Senator for Pas-de-Calais
- In office 7 January 1923 – 2 July 1933
- Preceded by: Louis Boudenoot

Personal details
- Born: 25 November 1857
- Died: 2 July 1933 (aged 75)
- Party: Democratic Republican Alliance

= Jules Elby =

French politician (1857–1933)

Jules Désiré Elby (25 November 1857 – 2 July 1933) was a French industrialist and Democratic Republican Alliance politician who represented Pas-de-Calais in the Senate between 1923 and 1933. He was also Director-General of the Bruay Mining Company.

==Early life==
Elby was born in Gonnelieu, Cambrésis, the son of Jules Émile Elby (a cotton weaver) and Virginie Josèphe Mignot. At the age of 18 he entered the Bruay Mining Company as a labourer.

==Career==
Elby remained with the Bruay Mining Company for 58 years, becoming Director-General in 1899 and finally Chairman of the Board of Directors in 1924. During the First World War he was commissioned by the French Army to administer Bruay-la-Buissière and ensure that the town maintained its coal production, despite its very close proximity to the fighting on the Western Front.

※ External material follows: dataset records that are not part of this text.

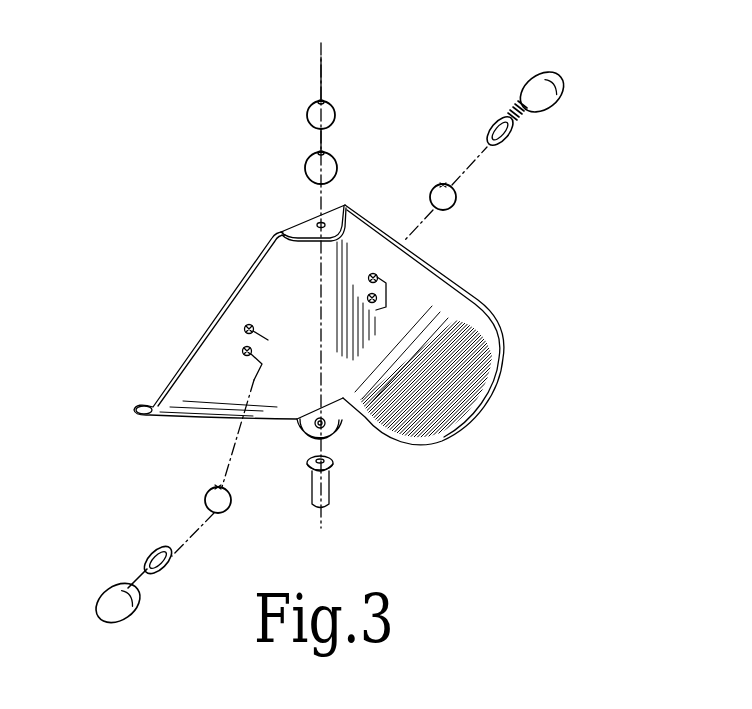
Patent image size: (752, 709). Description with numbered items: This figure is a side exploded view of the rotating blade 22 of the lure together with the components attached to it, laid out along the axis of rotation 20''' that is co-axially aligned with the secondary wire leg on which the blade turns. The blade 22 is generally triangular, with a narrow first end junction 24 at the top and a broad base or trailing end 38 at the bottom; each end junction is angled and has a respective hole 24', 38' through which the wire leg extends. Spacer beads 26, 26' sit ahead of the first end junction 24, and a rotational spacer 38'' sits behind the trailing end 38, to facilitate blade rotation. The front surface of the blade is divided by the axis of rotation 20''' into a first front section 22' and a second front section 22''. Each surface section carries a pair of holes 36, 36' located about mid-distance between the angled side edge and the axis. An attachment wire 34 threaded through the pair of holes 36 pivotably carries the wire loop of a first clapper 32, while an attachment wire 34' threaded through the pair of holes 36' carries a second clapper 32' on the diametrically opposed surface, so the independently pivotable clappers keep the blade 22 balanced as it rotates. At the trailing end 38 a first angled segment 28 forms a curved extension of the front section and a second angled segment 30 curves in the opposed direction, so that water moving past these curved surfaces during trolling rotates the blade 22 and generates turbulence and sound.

The axis of rotation 20''' is at (289, 272).
The blade 22 is at (303, 325).
The first front section 22' is at (433, 323).
The second front section 22'' is at (221, 313).
The first end junction 24 is at (357, 203).
The hole 24' is at (294, 200).
The bead 26 is at (355, 104).
The bead 26' is at (366, 162).
The first angled segment 28 is at (463, 372).
The second angled segment 30 is at (141, 406).
The first clapper 32 is at (112, 586).
The second clapper 32' is at (563, 107).
The attachment wire 34 is at (190, 468).
The attachment wire 34' is at (485, 193).
The pair of holes 36 is at (275, 334).
The pair of holes 36' is at (372, 273).
The trailing end 38 is at (346, 450).
The hole 38' is at (288, 451).
The rotational spacer 38'' is at (362, 494).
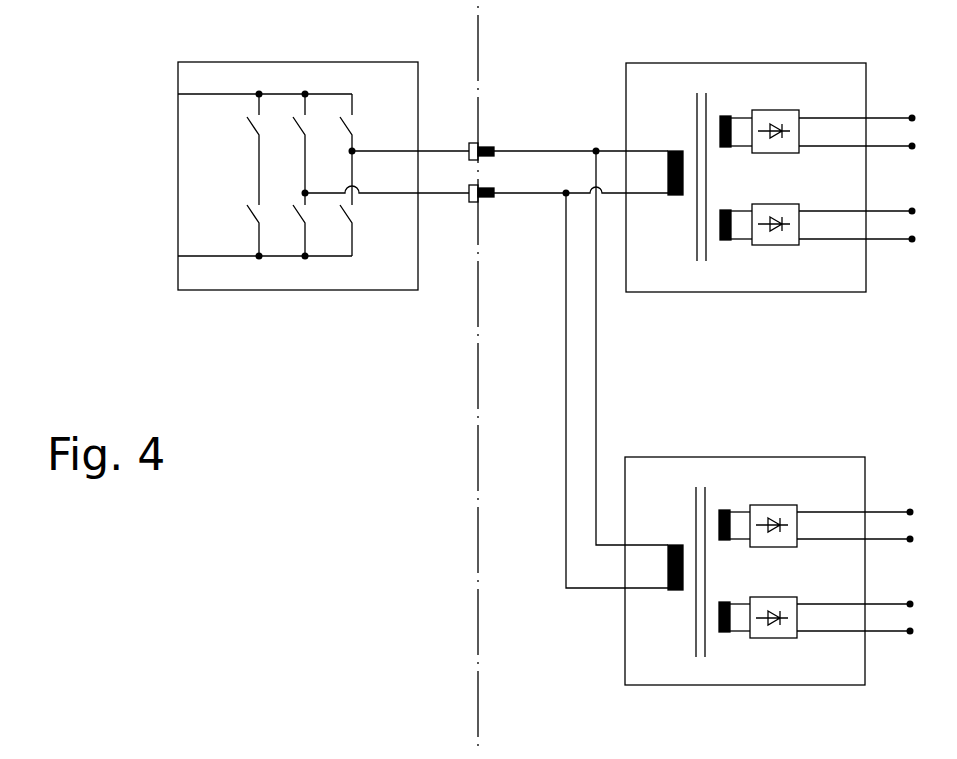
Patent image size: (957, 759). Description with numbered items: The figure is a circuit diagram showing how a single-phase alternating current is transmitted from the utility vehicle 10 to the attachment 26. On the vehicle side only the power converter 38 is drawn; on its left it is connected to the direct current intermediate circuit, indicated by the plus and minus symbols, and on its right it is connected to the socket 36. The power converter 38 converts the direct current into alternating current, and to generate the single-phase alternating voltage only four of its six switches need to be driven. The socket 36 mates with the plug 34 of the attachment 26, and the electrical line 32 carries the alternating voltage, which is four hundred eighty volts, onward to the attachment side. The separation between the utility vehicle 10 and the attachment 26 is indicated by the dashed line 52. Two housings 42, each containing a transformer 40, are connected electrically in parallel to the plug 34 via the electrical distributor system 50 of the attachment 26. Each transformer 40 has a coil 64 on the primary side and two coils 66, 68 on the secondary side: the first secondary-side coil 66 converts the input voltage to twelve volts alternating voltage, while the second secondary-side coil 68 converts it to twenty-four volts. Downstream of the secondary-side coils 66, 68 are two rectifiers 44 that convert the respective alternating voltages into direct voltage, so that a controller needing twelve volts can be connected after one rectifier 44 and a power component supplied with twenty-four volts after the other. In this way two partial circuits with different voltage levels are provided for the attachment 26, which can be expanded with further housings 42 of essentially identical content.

The utility vehicle 10 is at (307, 714).
The attachment 26 is at (952, 729).
The electrical line 32 is at (540, 198).
The plug 34 is at (493, 147).
The socket 36 is at (470, 143).
The power converter 38 is at (322, 292).
The transformer 40 is at (690, 118).
The housing 42 is at (664, 293).
The rectifier 44 is at (790, 110).
The electrical distributor system 50 is at (558, 352).
The dashed line 52 is at (477, 397).
The primary-side coil 64 is at (668, 150).
The first secondary-side coil 66 is at (726, 116).
The second secondary-side coil 68 is at (726, 240).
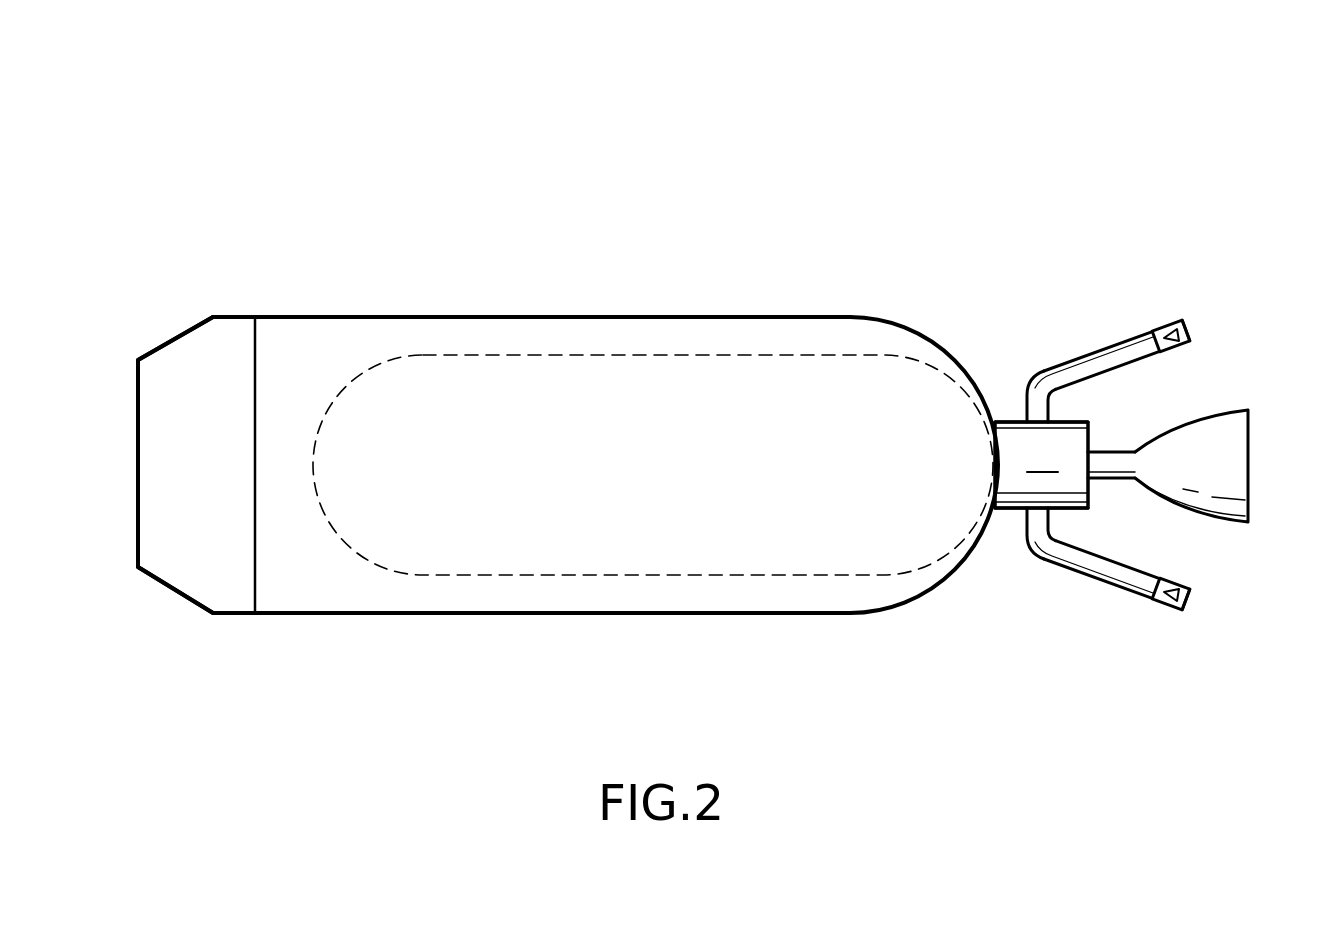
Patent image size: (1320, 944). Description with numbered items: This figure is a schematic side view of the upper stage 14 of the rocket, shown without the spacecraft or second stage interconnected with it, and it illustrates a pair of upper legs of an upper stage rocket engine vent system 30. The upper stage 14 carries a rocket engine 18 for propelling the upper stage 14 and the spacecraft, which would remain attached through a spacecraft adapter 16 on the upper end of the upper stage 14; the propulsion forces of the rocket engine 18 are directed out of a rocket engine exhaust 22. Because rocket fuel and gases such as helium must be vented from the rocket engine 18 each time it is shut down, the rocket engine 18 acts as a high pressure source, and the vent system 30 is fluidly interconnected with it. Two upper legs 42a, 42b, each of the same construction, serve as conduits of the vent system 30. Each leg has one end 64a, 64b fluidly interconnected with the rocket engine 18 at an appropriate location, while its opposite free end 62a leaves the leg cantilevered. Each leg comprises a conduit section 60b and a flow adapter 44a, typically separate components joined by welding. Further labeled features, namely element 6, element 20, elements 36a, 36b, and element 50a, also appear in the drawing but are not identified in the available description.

The propellant tank 6 is at (403, 332).
The upper stage 14 is at (308, 317).
The spacecraft adapter 16 is at (177, 337).
The rocket engine 18 is at (997, 510).
The propellant 20 is at (570, 353).
The rocket engine exhaust 22 is at (1242, 410).
The upper stage rocket engine vent system 30 is at (1165, 174).
The first feed pipe 36a is at (1029, 382).
The second feed pipe 36b is at (1028, 548).
The upper leg 42a is at (1102, 343).
The upper leg 42b is at (1075, 575).
The flow adapter 44a is at (1195, 342).
The nozzle head 50a is at (1172, 320).
The conduit section 60b is at (1148, 357).
The free end of upper leg 62a is at (1190, 325).
The end of upper leg 64a is at (1060, 418).
The end of upper leg 64b is at (1055, 508).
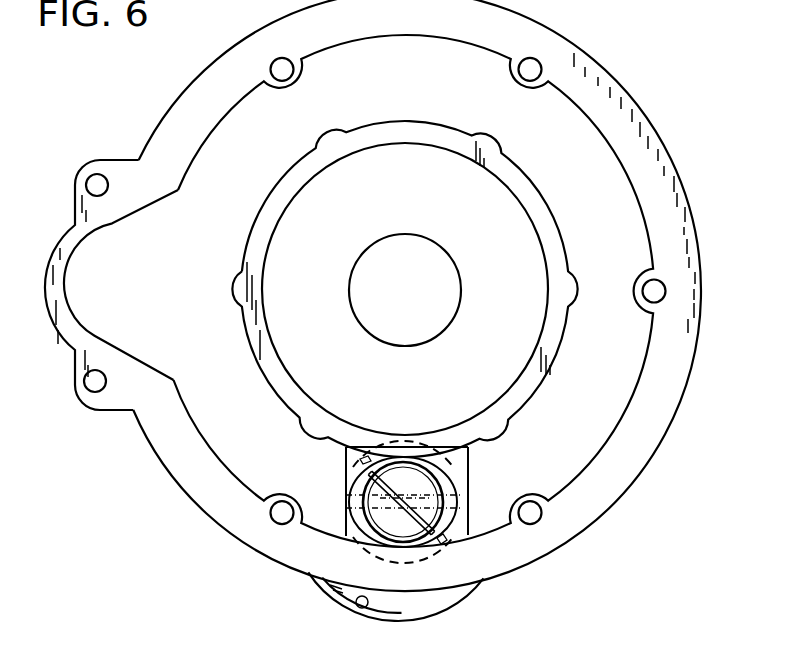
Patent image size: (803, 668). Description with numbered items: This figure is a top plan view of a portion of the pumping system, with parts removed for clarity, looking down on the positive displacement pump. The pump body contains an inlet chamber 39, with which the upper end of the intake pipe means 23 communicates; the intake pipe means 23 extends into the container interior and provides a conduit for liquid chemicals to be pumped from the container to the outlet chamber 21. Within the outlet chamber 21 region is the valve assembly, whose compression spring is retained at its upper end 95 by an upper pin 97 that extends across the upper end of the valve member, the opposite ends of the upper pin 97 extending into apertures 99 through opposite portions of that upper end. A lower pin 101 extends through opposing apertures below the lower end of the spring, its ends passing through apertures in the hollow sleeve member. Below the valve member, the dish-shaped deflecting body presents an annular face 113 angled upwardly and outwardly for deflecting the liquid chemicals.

The outlet chamber 21 is at (610, 388).
The intake pipe means 23 is at (428, 241).
The inlet chamber 39 is at (517, 270).
The upper end of spring means 95 is at (440, 462).
The upper pin 97 is at (441, 491).
The apertures 99 is at (440, 553).
The lower pin 101 is at (373, 533).
The annular face 113 is at (413, 600).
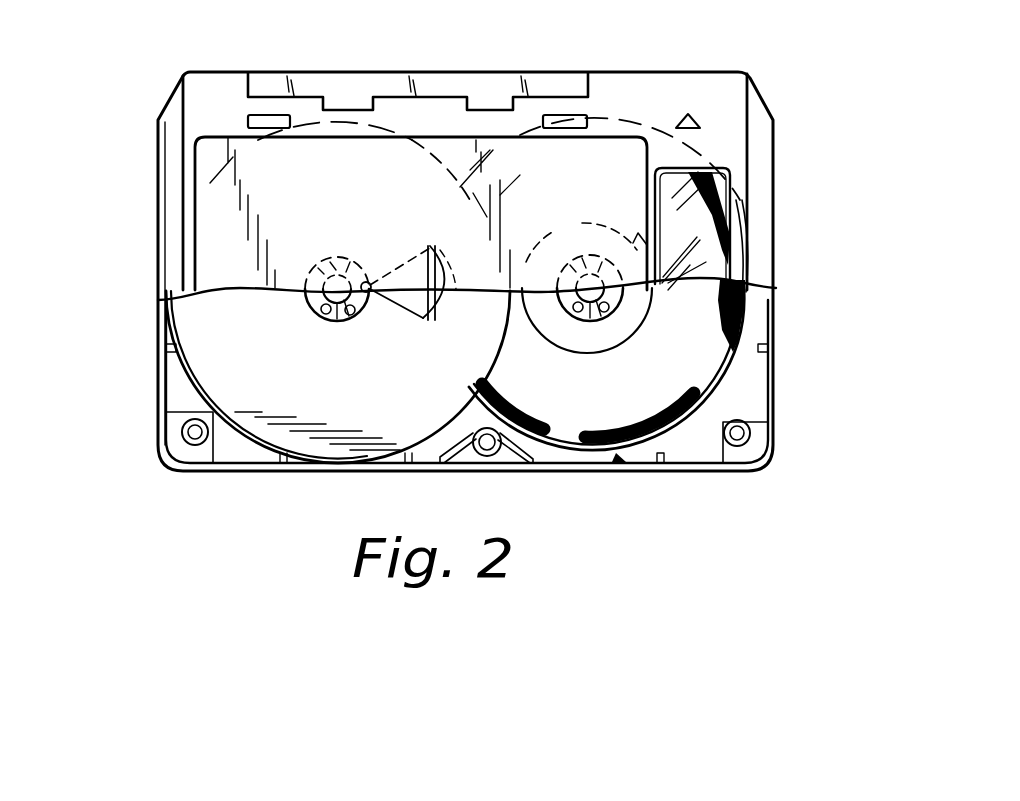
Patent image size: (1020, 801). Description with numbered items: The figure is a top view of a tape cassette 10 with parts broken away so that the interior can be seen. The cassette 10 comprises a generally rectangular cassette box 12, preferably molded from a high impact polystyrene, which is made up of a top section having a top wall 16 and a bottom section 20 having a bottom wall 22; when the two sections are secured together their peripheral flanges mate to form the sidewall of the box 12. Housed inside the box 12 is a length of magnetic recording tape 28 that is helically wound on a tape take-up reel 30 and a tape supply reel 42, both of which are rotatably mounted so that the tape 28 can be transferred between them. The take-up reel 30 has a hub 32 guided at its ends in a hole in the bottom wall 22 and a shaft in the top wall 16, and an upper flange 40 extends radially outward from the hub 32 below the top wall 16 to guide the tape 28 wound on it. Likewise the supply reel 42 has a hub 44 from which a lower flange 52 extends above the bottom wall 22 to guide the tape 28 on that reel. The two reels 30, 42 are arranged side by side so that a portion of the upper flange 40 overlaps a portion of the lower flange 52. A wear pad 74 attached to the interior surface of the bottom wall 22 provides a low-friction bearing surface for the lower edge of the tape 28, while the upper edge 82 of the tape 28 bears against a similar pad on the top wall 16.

The tape cassette 10 is at (137, 522).
The cassette box 12 is at (156, 246).
The top wall 16 is at (679, 88).
The bottom section 20 is at (158, 373).
The bottom wall 22 is at (752, 395).
The magnetic recording tape 28 is at (748, 309).
The tape take-up reel 30 is at (250, 432).
The hub 32 is at (340, 322).
The upper flange 40 is at (300, 398).
The tape supply reel 42 is at (622, 462).
The hub 44 is at (582, 322).
The lower flange 52 is at (577, 455).
The wear pad 74 is at (197, 393).
The upper edge 82 is at (702, 363).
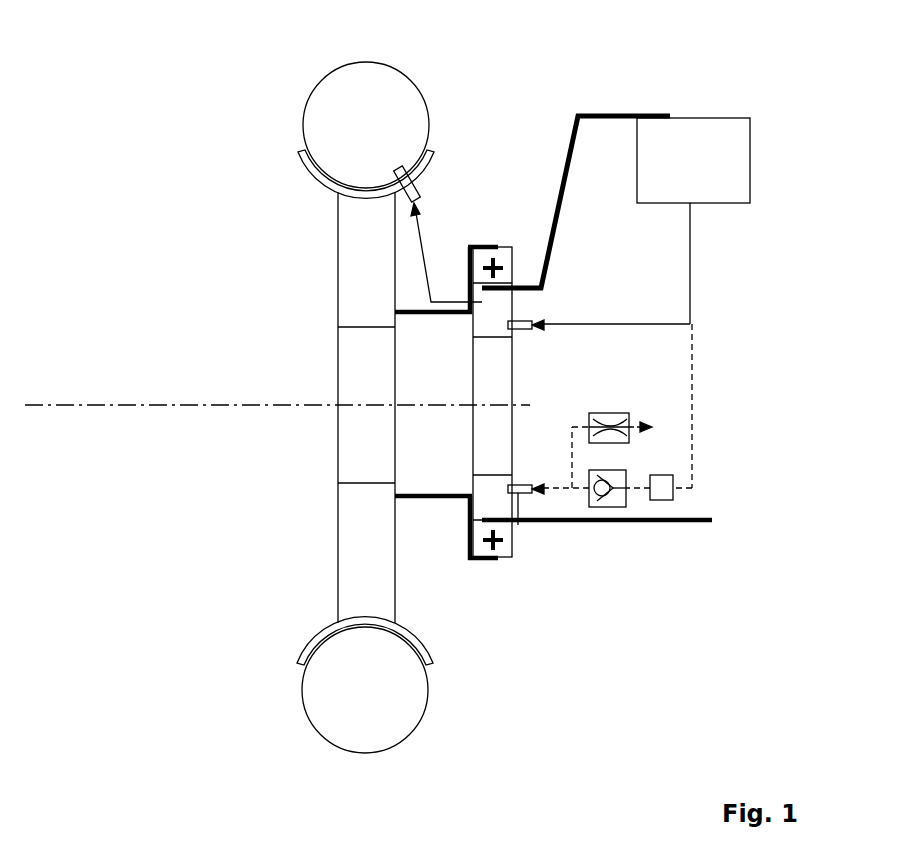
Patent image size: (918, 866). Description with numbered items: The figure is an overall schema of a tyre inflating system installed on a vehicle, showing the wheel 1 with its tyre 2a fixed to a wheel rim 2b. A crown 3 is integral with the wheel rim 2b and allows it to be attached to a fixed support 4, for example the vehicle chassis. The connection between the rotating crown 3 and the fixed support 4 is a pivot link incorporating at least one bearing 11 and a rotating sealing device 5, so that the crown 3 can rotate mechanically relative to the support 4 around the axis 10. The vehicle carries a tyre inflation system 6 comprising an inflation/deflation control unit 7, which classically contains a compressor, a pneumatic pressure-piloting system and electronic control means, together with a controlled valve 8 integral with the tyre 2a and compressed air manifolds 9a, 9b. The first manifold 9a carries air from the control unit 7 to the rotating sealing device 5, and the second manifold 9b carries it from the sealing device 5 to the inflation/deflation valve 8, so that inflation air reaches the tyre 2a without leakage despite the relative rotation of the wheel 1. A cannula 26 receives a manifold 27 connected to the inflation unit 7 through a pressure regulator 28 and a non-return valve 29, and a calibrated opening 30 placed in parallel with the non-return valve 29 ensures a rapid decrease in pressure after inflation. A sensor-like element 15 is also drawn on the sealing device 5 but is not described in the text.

The wheel 1 is at (226, 661).
The tyre 2a is at (362, 730).
The wheel rim 2b is at (348, 225).
The crown 3 is at (435, 498).
The fixed support 4 is at (575, 118).
The rotating sealing device 5 is at (477, 487).
The tyre inflation system 6 is at (747, 244).
The inflation/deflation control unit 7 is at (693, 160).
The controlled valve 8 is at (417, 188).
The first manifold 9a is at (613, 323).
The second manifold 9b is at (425, 250).
The axis 10 is at (145, 405).
The bearing 11 is at (490, 552).
The sensor 15 is at (525, 330).
The cannula 26 is at (515, 525).
The manifold 27 is at (692, 380).
The pressure regulator 28 is at (665, 493).
The non-return valve 29 is at (613, 507).
The calibrated opening 30 is at (615, 412).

His political career began in 1899, when he was elected mayor of Bruay-en-Artois. Elby was conseiller général of Houdain from 1901 to 1919. On 7 January 1923 he stood in a by-election to the Senate as the Republican candidate in Pas-de-Calais, and was elected in the first round with 1,033 votes to the Socialist candidate's 536. At the Luxembourg Palace he enrolled as a member of the Republican Union, part of the Democratic Republican Alliance. He was re-elected on 9 January 1927. During his time in the Senate he served on the Accounting Commission, the Railway Commission, in the Ministry of Transport and National Machinery, and in the Ministry of Mining. He retained his seat until his death at the age of 75 in 1933.

Elby held numerous other positions, including as a director of the Bank of France and President of the Chamber of Commerce of Bethune.

==Honours==
Elby became Grand Officer of the Legion of Honour in 1919, having been made a knight in 1904. He was also honoured as a Grand Cross of the Order of Leopold II by Belgium (1920) and as a Commander of the Order of the British Empire by the United Kingdom (1920) for his work during the First World War. He was given an honorary Croix de Guerre.

==Family==
He married Mathilde, the daughter of the Senator Alfred Leroy. Through marriage Elby became connected to the families of vicomte de Butler and comte du Merle. Mathilde died at the age of 38 in 1898 while undergoing an operation. Their children were subsequently sent to boarding school in England. One of their sons was the politician Henri Elby.

Elby owned numerous properties, including the Château de Remaisnil, which was held by his family until the 1950s, and the Château de Fressin.